本文评估了西班牙一个大型系统性红斑狼疮(SLE)患者队列确诊后心血管(CV)事件的发生频率,并调查了动脉粥样硬化的主要危险因素。RELESSER是一个全国性的、基于医院的SLE患者多中心登记处。这是一项横断面研究。收集了人口统计学和临床变量、传统危险因素的存在情况以及CV事件。CV事件定义为心肌梗死、心绞痛、中风和/或外周动脉疾病。进行多因素逻辑回归分析以调查动脉粥样硬化的可能危险因素。2011年至2012年,纳入了3658例SLE患者。

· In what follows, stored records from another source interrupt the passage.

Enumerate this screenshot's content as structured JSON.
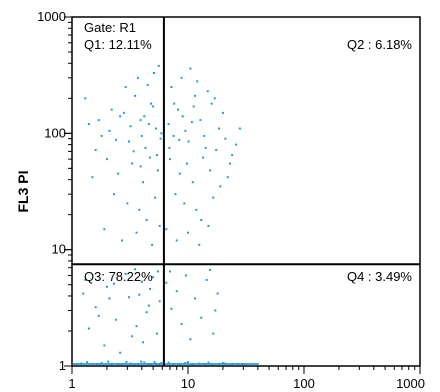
{
  "chart_data": {
    "type": "scatter",
    "title": "",
    "xlabel": "",
    "ylabel": "FL3  PI",
    "xscale": "log",
    "yscale": "log",
    "xlim": [
      1,
      1000
    ],
    "ylim": [
      1,
      1000
    ],
    "x_ticks": [
      {
        "value": 1,
        "label": "1"
      },
      {
        "value": 10,
        "label": "10"
      },
      {
        "value": 100,
        "label": "100"
      },
      {
        "value": 1000,
        "label": "1000"
      }
    ],
    "y_ticks": [
      {
        "value": 1,
        "label": "1"
      },
      {
        "value": 10,
        "label": "10"
      },
      {
        "value": 100,
        "label": "100"
      },
      {
        "value": 1000,
        "label": "1000"
      }
    ],
    "gate_label": "Gate: R1",
    "quadrant_divider": {
      "x": 6.2,
      "y": 7.5
    },
    "quadrants": [
      {
        "id": "Q1",
        "label": "Q1: 12.11%",
        "percent": 12.11
      },
      {
        "id": "Q2",
        "label": "Q2 : 6.18%",
        "percent": 6.18
      },
      {
        "id": "Q3",
        "label": "Q3: 78.22%",
        "percent": 78.22
      },
      {
        "id": "Q4",
        "label": "Q4 : 3.49%",
        "percent": 3.49
      }
    ],
    "grid": false,
    "colors": {
      "points": "#1e9be0",
      "divider": "#000000",
      "axis": "#000000"
    },
    "points": [
      [
        1.4,
        120
      ],
      [
        1.8,
        95
      ],
      [
        2.2,
        160
      ],
      [
        2.6,
        140
      ],
      [
        3.1,
        85
      ],
      [
        3.5,
        210
      ],
      [
        3.9,
        130
      ],
      [
        4.3,
        75
      ],
      [
        4.8,
        180
      ],
      [
        5.3,
        110
      ],
      [
        5.8,
        90
      ],
      [
        2.0,
        60
      ],
      [
        2.5,
        45
      ],
      [
        3.3,
        55
      ],
      [
        4.1,
        38
      ],
      [
        4.7,
        62
      ],
      [
        5.5,
        48
      ],
      [
        1.6,
        72
      ],
      [
        2.9,
        250
      ],
      [
        3.7,
        300
      ],
      [
        4.5,
        260
      ],
      [
        5.1,
        330
      ],
      [
        5.6,
        380
      ],
      [
        2.3,
        30
      ],
      [
        3.0,
        25
      ],
      [
        3.8,
        22
      ],
      [
        4.4,
        18
      ],
      [
        5.2,
        28
      ],
      [
        1.9,
        15
      ],
      [
        2.7,
        12
      ],
      [
        3.6,
        14
      ],
      [
        4.9,
        11
      ],
      [
        5.7,
        16
      ],
      [
        1.3,
        200
      ],
      [
        1.5,
        42
      ],
      [
        2.1,
        105
      ],
      [
        2.4,
        88
      ],
      [
        2.8,
        150
      ],
      [
        3.2,
        115
      ],
      [
        3.4,
        70
      ],
      [
        4.0,
        95
      ],
      [
        4.2,
        140
      ],
      [
        4.6,
        120
      ],
      [
        5.0,
        170
      ],
      [
        5.4,
        65
      ],
      [
        1.7,
        130
      ],
      [
        3.9,
        52
      ],
      [
        5.9,
        100
      ],
      [
        6.8,
        120
      ],
      [
        7.5,
        95
      ],
      [
        8.2,
        160
      ],
      [
        9.0,
        140
      ],
      [
        10.1,
        85
      ],
      [
        11.5,
        210
      ],
      [
        12.8,
        130
      ],
      [
        14.2,
        75
      ],
      [
        16.0,
        180
      ],
      [
        18.5,
        110
      ],
      [
        21.0,
        90
      ],
      [
        24.0,
        65
      ],
      [
        7.0,
        60
      ],
      [
        8.5,
        45
      ],
      [
        9.8,
        55
      ],
      [
        11.0,
        38
      ],
      [
        13.5,
        62
      ],
      [
        15.5,
        48
      ],
      [
        7.2,
        250
      ],
      [
        8.8,
        300
      ],
      [
        10.5,
        360
      ],
      [
        12.0,
        280
      ],
      [
        14.8,
        230
      ],
      [
        17.0,
        200
      ],
      [
        20.0,
        150
      ],
      [
        7.8,
        30
      ],
      [
        9.3,
        25
      ],
      [
        11.8,
        22
      ],
      [
        13.0,
        18
      ],
      [
        16.5,
        28
      ],
      [
        6.5,
        15
      ],
      [
        8.0,
        12
      ],
      [
        10.0,
        14
      ],
      [
        12.5,
        11
      ],
      [
        15.0,
        16
      ],
      [
        19.0,
        35
      ],
      [
        22.0,
        42
      ],
      [
        26.0,
        80
      ],
      [
        28.0,
        110
      ],
      [
        6.9,
        75
      ],
      [
        7.6,
        180
      ],
      [
        8.4,
        88
      ],
      [
        9.5,
        105
      ],
      [
        10.8,
        125
      ],
      [
        11.2,
        170
      ],
      [
        13.8,
        95
      ],
      [
        17.5,
        72
      ],
      [
        23.0,
        55
      ],
      [
        1.3,
        5.5
      ],
      [
        1.6,
        3.2
      ],
      [
        2.0,
        4.8
      ],
      [
        2.4,
        2.5
      ],
      [
        2.9,
        6.2
      ],
      [
        3.3,
        1.8
      ],
      [
        3.8,
        4.1
      ],
      [
        4.4,
        2.9
      ],
      [
        5.0,
        5.8
      ],
      [
        5.7,
        3.6
      ],
      [
        1.4,
        2.1
      ],
      [
        1.9,
        1.5
      ],
      [
        2.6,
        1.3
      ],
      [
        3.1,
        3.9
      ],
      [
        3.6,
        2.2
      ],
      [
        4.1,
        1.6
      ],
      [
        4.7,
        4.6
      ],
      [
        5.4,
        1.9
      ],
      [
        1.2,
        1.05
      ],
      [
        1.5,
        1.03
      ],
      [
        1.8,
        1.06
      ],
      [
        2.2,
        1.04
      ],
      [
        2.7,
        1.02
      ],
      [
        3.2,
        1.05
      ],
      [
        3.7,
        1.03
      ],
      [
        4.2,
        1.07
      ],
      [
        4.8,
        1.04
      ],
      [
        5.3,
        1.02
      ],
      [
        5.9,
        1.06
      ],
      [
        1.1,
        1.02
      ],
      [
        1.35,
        1.08
      ],
      [
        1.65,
        1.01
      ],
      [
        2.05,
        1.09
      ],
      [
        2.5,
        1.01
      ],
      [
        2.95,
        1.08
      ],
      [
        3.45,
        1.01
      ],
      [
        3.95,
        1.09
      ],
      [
        4.55,
        1.01
      ],
      [
        5.15,
        1.08
      ],
      [
        5.65,
        1.01
      ],
      [
        1.7,
        2.7
      ],
      [
        2.3,
        5.1
      ],
      [
        3.5,
        6.8
      ],
      [
        4.6,
        3.3
      ],
      [
        5.5,
        6.5
      ],
      [
        2.1,
        3.8
      ],
      [
        4.0,
        5.3
      ],
      [
        1.25,
        4.2
      ],
      [
        6.5,
        5.2
      ],
      [
        7.2,
        3.1
      ],
      [
        8.0,
        4.4
      ],
      [
        8.8,
        2.3
      ],
      [
        9.6,
        6.0
      ],
      [
        10.5,
        1.7
      ],
      [
        11.5,
        3.8
      ],
      [
        13.0,
        2.6
      ],
      [
        14.5,
        5.5
      ],
      [
        16.5,
        1.9
      ],
      [
        18.0,
        4.2
      ],
      [
        7.5,
        1.04
      ],
      [
        8.5,
        1.02
      ],
      [
        9.5,
        1.06
      ],
      [
        11.0,
        1.03
      ],
      [
        12.5,
        1.05
      ],
      [
        14.0,
        1.02
      ],
      [
        16.0,
        1.04
      ],
      [
        18.5,
        1.03
      ],
      [
        21.0,
        1.05
      ],
      [
        24.0,
        1.02
      ],
      [
        27.0,
        1.04
      ],
      [
        30.0,
        1.03
      ],
      [
        6.8,
        1.07
      ],
      [
        10.0,
        1.08
      ],
      [
        15.0,
        1.07
      ],
      [
        20.0,
        1.06
      ],
      [
        15.5,
        6.7
      ],
      [
        17.2,
        3.0
      ],
      [
        7.0,
        6.5
      ]
    ]
  }
}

其中,374例(10.9%)患者至少发生过一次CV事件。在269例(7.4%)患者中,CV事件发生在SLE诊断之后(86.2%为女性,年龄中位数[四分位间距]为54.9岁[43.2 - 66.1],SLE病程为212.0个月[120.8 - 289.0])。中风(5.7%)是最常见的CV事件,其次是缺血性心脏病(3.8%)和外周动脉疾病(2.2%)。多因素分析确定年龄(比值比[95%置信区间],1.03[1.02 - 1.04])、高血压(1.71[1.20 - 2.44])、吸烟(1.48[1.06 - 2.07])、糖尿病(2.2[1.32 - 3.74])、血脂异常(2.18[1.54 - 3.09])、神经狼疮(2.42[1.56 - 3.75])、瓣膜病(2.44[1.34 - 4.26])、浆膜炎(1.54[1.09 - 2.18])、抗磷脂抗体(1.57[1.13 - 2.17])、低补体(1.81[1.12 - 2.93])和硫唑嘌呤(1.47[1.04 - 2.07])为CV事件的危险因素。我们已证实SLE患者过早发生CV疾病的患病率很高。传统和非传统危险因素均导致了这一较高的患病率。尽管需要未来的研究加以验证,但我们的研究也首次显示了SLE患者中糖尿病与CV事件之间的关联。